Slapstickmoment jagt den nächsten, grölende Kinder, dazu dieses zum Schreien komische Fuchs-Wildschwein-Gefrotzel. Der schwierige Kampf um die Aufmerksamkeit der Kinder gelingt dem Stück überraschend gut, die Konstellation wird überdreht, ohne jemals albern zu wirken. Slapstick für die Kleinen, Satire für die Großen: Für Erwachsene ist das Stück dagegen auf einer fast frivolen Ebene komisch, etwa wenn in einer kalauernden Beziehungsszene Fuchs und Wildschwein als Egon und Hannelore ihr Eheleben zelebrieren.
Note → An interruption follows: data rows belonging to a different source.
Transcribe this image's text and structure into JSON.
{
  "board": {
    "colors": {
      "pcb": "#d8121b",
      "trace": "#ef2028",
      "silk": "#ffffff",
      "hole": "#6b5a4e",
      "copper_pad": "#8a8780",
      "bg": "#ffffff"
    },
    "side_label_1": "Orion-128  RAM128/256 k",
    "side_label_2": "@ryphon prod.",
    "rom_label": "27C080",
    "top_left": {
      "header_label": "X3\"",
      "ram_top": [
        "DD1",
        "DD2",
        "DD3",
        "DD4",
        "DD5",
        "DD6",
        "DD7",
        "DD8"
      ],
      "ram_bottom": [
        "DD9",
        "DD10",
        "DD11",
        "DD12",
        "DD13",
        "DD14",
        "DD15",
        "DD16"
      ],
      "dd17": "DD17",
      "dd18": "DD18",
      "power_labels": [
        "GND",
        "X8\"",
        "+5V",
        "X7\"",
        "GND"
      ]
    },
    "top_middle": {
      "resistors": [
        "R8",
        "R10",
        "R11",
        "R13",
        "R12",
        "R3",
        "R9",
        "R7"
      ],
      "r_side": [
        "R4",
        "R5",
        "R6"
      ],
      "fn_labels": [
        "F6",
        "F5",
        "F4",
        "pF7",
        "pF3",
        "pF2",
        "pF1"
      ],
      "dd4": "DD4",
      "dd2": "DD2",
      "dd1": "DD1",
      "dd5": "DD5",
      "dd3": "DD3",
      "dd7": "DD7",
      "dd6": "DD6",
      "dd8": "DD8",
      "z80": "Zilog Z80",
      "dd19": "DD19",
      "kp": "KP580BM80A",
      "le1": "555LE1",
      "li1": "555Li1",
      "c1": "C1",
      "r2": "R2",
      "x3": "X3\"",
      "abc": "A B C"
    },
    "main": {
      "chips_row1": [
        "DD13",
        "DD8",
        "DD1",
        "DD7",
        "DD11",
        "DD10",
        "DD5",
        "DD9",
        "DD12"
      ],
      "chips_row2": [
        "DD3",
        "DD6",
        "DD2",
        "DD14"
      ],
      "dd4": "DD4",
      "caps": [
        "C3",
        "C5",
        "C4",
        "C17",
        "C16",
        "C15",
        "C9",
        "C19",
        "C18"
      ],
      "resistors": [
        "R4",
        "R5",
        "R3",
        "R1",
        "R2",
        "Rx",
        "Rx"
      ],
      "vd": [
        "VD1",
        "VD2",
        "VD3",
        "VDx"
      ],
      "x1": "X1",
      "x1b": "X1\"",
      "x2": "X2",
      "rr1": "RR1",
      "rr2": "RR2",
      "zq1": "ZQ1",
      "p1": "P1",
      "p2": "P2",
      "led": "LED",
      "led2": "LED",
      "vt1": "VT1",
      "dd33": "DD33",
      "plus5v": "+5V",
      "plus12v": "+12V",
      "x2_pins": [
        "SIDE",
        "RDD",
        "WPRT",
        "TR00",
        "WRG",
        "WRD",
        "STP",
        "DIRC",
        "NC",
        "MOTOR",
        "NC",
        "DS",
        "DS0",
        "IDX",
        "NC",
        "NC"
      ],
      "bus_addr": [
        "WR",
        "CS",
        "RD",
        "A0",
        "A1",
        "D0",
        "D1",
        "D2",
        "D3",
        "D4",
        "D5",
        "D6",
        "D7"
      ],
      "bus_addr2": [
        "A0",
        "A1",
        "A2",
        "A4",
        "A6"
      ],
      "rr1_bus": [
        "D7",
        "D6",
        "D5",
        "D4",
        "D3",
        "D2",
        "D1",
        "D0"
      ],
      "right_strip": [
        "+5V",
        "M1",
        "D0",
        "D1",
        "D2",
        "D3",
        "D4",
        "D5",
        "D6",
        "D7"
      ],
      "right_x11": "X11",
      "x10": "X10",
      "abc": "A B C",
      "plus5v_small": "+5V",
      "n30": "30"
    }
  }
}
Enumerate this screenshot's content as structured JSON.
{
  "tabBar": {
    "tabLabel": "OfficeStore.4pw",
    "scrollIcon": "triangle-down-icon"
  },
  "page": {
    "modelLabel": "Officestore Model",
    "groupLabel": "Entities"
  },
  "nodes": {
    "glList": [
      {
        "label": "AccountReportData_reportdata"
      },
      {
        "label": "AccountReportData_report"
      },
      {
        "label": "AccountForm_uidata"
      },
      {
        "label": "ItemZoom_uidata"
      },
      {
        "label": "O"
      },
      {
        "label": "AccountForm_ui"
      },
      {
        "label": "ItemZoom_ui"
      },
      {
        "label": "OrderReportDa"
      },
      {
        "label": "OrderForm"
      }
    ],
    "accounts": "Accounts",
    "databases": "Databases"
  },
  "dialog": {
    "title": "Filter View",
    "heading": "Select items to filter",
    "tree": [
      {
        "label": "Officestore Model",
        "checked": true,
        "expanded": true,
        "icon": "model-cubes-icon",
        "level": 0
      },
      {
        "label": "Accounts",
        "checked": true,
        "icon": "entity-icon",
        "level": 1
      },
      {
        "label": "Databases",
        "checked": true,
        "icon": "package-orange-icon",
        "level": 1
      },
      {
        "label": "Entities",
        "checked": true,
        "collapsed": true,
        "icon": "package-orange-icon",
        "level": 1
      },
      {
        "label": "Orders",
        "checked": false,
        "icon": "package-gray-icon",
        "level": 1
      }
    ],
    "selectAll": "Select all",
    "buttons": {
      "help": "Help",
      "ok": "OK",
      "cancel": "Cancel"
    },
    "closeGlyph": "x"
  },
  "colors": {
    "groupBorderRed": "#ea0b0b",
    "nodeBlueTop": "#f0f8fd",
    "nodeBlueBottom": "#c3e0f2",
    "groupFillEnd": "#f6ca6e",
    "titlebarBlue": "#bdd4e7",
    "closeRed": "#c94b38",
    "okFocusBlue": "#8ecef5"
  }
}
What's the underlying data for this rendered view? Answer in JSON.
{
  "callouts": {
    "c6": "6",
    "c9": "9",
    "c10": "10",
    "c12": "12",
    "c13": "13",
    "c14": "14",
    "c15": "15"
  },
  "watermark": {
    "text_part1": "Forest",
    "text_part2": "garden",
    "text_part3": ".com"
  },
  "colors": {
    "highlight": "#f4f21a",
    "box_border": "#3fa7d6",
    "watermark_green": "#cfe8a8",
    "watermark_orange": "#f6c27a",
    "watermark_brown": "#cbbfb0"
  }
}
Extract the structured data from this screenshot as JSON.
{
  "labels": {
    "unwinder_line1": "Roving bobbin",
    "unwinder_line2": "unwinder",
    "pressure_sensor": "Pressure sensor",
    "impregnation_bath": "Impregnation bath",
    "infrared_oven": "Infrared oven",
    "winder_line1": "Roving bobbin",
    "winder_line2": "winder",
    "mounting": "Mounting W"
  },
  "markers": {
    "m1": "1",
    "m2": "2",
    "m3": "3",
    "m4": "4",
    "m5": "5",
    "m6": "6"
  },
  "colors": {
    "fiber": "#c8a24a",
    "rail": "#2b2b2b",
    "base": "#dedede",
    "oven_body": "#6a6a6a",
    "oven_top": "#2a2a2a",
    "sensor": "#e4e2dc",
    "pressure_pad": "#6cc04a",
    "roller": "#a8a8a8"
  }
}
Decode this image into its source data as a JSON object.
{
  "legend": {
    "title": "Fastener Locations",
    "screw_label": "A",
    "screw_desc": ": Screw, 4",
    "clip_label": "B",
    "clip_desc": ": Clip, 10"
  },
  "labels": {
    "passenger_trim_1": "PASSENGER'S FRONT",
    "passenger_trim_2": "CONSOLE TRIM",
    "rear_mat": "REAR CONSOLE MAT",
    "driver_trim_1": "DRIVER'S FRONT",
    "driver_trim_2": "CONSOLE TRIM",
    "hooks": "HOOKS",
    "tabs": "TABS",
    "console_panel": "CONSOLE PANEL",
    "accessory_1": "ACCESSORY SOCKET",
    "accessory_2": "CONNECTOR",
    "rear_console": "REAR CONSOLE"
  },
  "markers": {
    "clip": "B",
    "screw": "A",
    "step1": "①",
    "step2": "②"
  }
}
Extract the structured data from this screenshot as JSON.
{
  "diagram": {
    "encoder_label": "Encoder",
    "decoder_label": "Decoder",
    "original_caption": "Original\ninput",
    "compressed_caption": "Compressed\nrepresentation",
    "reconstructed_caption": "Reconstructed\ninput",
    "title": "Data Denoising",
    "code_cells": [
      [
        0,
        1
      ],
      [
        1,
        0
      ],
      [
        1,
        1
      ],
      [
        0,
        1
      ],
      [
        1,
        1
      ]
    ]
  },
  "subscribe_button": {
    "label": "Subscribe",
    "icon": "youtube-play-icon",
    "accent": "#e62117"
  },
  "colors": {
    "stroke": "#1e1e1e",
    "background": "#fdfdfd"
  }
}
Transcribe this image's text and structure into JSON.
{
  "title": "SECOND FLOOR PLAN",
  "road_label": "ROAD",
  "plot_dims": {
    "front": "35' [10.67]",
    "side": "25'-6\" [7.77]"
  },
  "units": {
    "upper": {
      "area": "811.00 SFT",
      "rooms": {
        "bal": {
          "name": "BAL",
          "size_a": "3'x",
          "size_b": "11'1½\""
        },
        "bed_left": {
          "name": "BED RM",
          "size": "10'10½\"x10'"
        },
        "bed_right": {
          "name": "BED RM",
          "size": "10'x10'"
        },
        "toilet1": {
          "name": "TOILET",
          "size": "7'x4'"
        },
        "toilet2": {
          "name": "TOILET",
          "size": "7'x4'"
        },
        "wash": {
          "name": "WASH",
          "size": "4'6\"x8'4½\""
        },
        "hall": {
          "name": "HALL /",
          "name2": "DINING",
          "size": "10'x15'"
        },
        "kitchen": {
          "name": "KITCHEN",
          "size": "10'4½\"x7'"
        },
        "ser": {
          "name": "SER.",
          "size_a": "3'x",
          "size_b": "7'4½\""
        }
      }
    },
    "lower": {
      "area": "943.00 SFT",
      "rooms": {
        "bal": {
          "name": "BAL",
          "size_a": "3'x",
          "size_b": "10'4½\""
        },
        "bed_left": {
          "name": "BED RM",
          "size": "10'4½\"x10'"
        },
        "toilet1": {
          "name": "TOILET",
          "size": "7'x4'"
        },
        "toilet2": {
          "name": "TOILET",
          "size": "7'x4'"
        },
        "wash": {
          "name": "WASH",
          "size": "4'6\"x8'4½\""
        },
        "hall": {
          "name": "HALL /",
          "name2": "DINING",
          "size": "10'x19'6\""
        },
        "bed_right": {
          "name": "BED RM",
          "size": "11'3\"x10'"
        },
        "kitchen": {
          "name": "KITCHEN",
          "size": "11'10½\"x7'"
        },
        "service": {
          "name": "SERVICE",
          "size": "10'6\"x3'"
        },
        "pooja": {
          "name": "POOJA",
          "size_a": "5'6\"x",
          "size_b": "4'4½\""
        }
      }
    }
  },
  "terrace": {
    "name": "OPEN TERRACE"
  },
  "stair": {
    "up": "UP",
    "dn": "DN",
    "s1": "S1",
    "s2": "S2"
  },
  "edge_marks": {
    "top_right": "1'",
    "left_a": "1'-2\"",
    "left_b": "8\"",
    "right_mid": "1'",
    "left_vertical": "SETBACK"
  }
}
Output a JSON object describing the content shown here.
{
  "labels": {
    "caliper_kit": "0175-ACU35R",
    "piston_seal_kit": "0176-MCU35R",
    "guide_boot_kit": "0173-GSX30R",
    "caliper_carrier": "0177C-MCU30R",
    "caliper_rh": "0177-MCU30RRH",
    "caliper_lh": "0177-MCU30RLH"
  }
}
Aber es ist ein durchweg humanistisches Narrativ, ganz mit den klassischen Elementen einer Fabel, bis hin zur Moral – und in das Witzige donnert unvermittelt wieder die ganze Tragödie des Sujets hinein: Leute, hier wird heute noch gestorben! Aber es ist eben auch ein Plädoyer für ein sinnvolles Leben: „Niemand weint über das Leben, und deswegen sollte auch niemand über den Tod weinen.“ Das Gegenteil verkörpert die sekundenzählende grantige zweite Eintagsfliege (Tobias Dutschke), die während des Stückes für eine wunderbar schräge Klanginstallation sorgt, die fast ein wenig untergeht: „Wer backt schon zum Frühstück Brötchen, wenn man abends ins Gras beißen muss?“

Der Abschied kommt dann doch, und er wird in seinem ganzen hoffnungsvollen Anstrich inmitten der grünen Bühne nur umso tragischer. „Doch ein Ende gibt es, weil’s ein Ende geben muss“, singen alle ganz leise, als es dann doch kein Zurück mehr gibt. Immerhin, das Stück tut gut daran, den schwierigsten Teil nicht zu verschweigen oder in Pastelltönen zu verwaschen. Man darf, man soll, ja man muss auch traurig sein. So versöhnlich das ist, so tief steckt dann auch der Kloß im Hals, wenn der verdiente Applaus kommt. Was für ein tragisch-schönes Stück!

„Nur ein Tag“ von Martin Baltscheit, nächste Aufführungen am Sonntag, 5. März, 15 Uhr und am Montag, 6. März, 9 Uhr und 11 Uhr.